Nos encontramos pues a un carcelero simpático, agradable, a quien todos los presos gastan bromas. Wilder pretende rompe con el maniqueísmo propio del cine estadounidense sobre estos temas en los que se presentaba a los alemanes como si fueran todos unos desalmados.
Pero, ojo, la ironía del cineasta nacido en el Imperio Astrohúngaro, enseguida hace su aparición. Unos soldados americanos algo gamberretes se pasan el día con sus juergas. La imagen del tópico campo de internamiento se hace añicos. Eso no quiere decir que el “enemigo” sea amenazador, un enemigo que cumple con sus obligaciones a rajatabla pero están muy lejos de los villanos de mirada torva tan caros al cine hollywoodense.

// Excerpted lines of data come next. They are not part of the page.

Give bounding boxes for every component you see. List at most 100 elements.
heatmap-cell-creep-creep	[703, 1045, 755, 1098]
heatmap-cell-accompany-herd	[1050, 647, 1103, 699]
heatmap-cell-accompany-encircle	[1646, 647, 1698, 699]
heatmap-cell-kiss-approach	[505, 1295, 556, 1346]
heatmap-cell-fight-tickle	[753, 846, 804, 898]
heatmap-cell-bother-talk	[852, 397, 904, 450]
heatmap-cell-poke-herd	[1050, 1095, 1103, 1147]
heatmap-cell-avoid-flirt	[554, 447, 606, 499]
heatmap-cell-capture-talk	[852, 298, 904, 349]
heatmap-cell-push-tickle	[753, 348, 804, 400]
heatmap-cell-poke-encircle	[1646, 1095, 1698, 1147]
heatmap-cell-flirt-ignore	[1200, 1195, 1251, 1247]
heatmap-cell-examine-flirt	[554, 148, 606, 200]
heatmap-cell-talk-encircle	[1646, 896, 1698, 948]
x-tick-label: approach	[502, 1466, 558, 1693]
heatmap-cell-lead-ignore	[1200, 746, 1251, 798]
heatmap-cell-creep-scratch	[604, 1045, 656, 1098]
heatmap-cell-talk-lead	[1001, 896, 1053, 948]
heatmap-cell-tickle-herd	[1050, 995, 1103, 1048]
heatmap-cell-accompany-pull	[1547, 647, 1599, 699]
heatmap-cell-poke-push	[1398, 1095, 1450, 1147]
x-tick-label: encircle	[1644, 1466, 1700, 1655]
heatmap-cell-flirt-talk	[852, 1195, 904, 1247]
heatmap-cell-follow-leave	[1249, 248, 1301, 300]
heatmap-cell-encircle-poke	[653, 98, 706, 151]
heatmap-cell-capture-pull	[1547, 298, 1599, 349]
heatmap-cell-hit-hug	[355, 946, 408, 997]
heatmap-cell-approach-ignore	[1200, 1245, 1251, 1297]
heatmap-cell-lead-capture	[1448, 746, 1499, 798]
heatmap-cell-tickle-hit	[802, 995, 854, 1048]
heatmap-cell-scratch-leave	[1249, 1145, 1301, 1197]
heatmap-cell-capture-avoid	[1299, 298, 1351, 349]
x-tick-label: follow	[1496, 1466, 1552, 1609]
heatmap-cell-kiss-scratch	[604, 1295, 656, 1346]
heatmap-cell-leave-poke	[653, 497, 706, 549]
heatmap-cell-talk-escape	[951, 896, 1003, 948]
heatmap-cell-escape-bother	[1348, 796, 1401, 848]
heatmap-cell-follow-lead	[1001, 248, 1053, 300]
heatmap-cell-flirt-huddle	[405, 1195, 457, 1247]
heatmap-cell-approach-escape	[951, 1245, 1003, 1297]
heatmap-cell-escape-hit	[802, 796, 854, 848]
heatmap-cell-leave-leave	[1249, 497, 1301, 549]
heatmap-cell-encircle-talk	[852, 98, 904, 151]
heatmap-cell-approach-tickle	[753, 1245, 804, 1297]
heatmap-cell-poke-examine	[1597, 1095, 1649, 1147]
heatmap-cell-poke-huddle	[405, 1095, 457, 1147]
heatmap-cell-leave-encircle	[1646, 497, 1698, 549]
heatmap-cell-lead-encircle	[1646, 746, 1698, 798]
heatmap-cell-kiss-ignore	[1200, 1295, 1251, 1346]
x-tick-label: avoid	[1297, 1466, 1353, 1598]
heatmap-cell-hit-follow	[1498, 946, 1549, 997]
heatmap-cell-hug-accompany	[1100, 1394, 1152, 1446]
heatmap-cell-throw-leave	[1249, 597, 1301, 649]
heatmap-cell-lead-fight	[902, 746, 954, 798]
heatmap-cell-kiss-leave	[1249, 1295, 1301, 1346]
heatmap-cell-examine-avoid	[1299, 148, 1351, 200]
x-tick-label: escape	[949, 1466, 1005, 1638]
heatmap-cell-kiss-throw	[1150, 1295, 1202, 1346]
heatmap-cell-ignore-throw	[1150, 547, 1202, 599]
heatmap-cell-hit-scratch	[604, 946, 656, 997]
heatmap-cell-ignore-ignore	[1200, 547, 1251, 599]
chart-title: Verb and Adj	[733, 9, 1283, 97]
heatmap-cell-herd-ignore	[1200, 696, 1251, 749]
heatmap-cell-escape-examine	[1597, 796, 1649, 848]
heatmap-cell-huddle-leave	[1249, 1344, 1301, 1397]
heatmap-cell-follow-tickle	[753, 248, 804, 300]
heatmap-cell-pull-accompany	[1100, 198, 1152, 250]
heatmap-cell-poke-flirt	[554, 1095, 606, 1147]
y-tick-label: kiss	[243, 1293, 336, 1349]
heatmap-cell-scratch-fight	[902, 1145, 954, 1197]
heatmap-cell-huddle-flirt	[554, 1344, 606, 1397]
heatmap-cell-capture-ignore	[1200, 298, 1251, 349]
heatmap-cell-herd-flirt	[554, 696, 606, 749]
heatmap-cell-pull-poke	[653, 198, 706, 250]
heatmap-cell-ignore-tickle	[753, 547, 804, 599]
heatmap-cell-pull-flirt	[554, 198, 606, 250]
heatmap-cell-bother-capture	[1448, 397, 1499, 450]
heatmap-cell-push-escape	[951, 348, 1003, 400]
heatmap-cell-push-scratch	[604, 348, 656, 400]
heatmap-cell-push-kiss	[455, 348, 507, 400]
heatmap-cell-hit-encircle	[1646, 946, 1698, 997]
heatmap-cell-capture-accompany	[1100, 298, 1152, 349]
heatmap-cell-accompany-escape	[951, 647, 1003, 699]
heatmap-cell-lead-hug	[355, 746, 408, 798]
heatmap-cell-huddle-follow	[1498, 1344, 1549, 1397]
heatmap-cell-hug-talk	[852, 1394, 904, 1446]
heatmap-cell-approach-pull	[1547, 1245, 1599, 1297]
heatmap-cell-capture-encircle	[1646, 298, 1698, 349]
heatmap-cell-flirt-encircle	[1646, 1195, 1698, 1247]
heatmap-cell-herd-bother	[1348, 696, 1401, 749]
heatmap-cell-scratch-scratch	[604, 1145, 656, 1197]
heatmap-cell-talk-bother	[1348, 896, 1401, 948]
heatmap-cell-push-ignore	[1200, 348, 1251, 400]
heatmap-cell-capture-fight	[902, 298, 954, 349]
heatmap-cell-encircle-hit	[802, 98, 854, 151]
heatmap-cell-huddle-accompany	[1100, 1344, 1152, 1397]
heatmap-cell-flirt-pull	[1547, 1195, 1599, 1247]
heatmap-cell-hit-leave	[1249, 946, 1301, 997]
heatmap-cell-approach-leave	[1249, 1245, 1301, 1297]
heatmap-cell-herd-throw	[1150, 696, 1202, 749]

En las primeras secuencias William Holden, al igual que El crepúsculo de los dioses, nos habla en primera persona para introducirnos en la acción. Stalag 17, título inglés, hace referencia a su barracón en la que Holden, convertido en un caradura trapisondista, sólo piensa en vivir lo mejor posible.
Pero en Stalag 17, el barracón 17, hay un traidor que informa al enemigo de todas sus acciones. La película entonces se decanta en los senderos de la intriga de una forma eficaz.